At this moment, the features of metric and the metric construction separate the present model from Kaluza–Klein theory. In Kaluza–Klein theory, 5D metric is given as an 'ansatz', but in the present model, 5D metric is obtained by dragging the space-time and applying the shearing-like deformation to the 5D manifold. Also, the source of the deformation is said to be particle-threads of charged objects, giving us a picture that flowing particle-threads trail the surrounding 5D manifold. Furthermore, although the two expressions of the 5D metric in equation (12) look similar to Kaluza–Klein metric and Kaluza's original metric, respectively, the decomposed parts of the 5D metric are different. The former expression in equation (12) has the electromagnetic 4-potential defined on the deformed space-time unlike Kaluza–Klein metric that employs electromagnetic 4-potential defined on the undeformed space-time. Also, the space-time metric for the latter expression in equation (12) is $\tilde{g}_{ab}$ instead of g_ab used in Kaluza's original metric. All these differences come from the embedding of the space-time. Since all the physical quantities are defined in the deformed manifold, we will use the latter expression of equation (12) except the cases where it is needed to distinguish the effect of electromagnetic field and the effect of matter without electromagnetic field separately.

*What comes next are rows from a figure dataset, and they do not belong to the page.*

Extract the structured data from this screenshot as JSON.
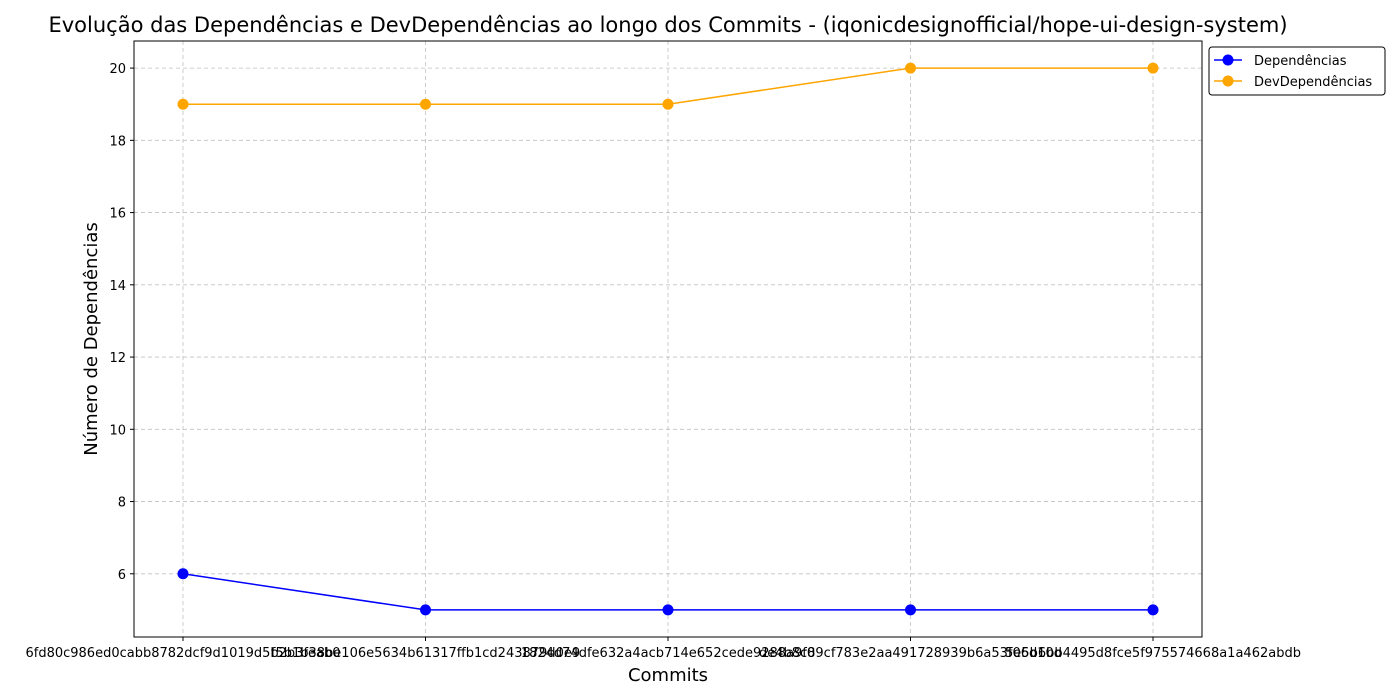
{
  "chart_data": {
    "type": "line",
    "title": "Evolução das Dependências e DevDependências ao longo dos Commits - (iqonicdesignofficial/hope-ui-design-system)",
    "xlabel": "Commits",
    "ylabel": "Número de Dependências",
    "categories": [
      "6fd80c986ed0cabb8782dcf9d1019d5b2b3feab0",
      "f5b1b38be106e5634b61317ffb1cd243879d0e9",
      "1824d74dfe632a4acb714e652cede9288a9f0",
      "de4b8c89cf783e2aa491728939b6a53f06d10d",
      "5e5b6bb4495d8fce5f975574668a1a462abdb"
    ],
    "series": [
      {
        "name": "Dependências",
        "values": [
          6,
          5,
          5,
          5,
          5
        ],
        "color": "#0000ff"
      },
      {
        "name": "DevDependências",
        "values": [
          19,
          19,
          19,
          20,
          20
        ],
        "color": "#ffa500"
      }
    ],
    "yticks": [
      6,
      8,
      10,
      12,
      14,
      16,
      18,
      20
    ],
    "ylim": [
      4.25,
      20.75
    ],
    "grid": true,
    "grid_style": "dashed",
    "legend_position": "outside-top-right",
    "marker": "circle"
  }
}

By taking inverse of $\tilde{g}_{\alpha \beta}$ , the inverse metric tensor of the deformed 5D manifold becomes

$\begin{align} \tilde{g}^{\alpha \beta}= \left(\begin{array}{@{}cc@{}} \tilde{g}^{ab} +\tilde{k}\tilde{A}^a\tilde{A}^b & -\tilde{k}\tilde{A}^a \nonumber \\ -\tilde{k}\tilde{A}^b & \tilde{k} \end{array}\right), \quad {\rm{where}} \quad \tilde{k}=\frac{1}{1-\tilde{A}_c \tilde{A}^c}. \label{inverse deformed 5D metric} \nonumber \end{align} \tag{ 14 }$

Equations (12) and (14) include the relation between the metric and the inverse metric of the deformed space-time. For the 4D physics, index raising and lowering of 4D tensors should be done in the space-time without referencing the 5D manifold.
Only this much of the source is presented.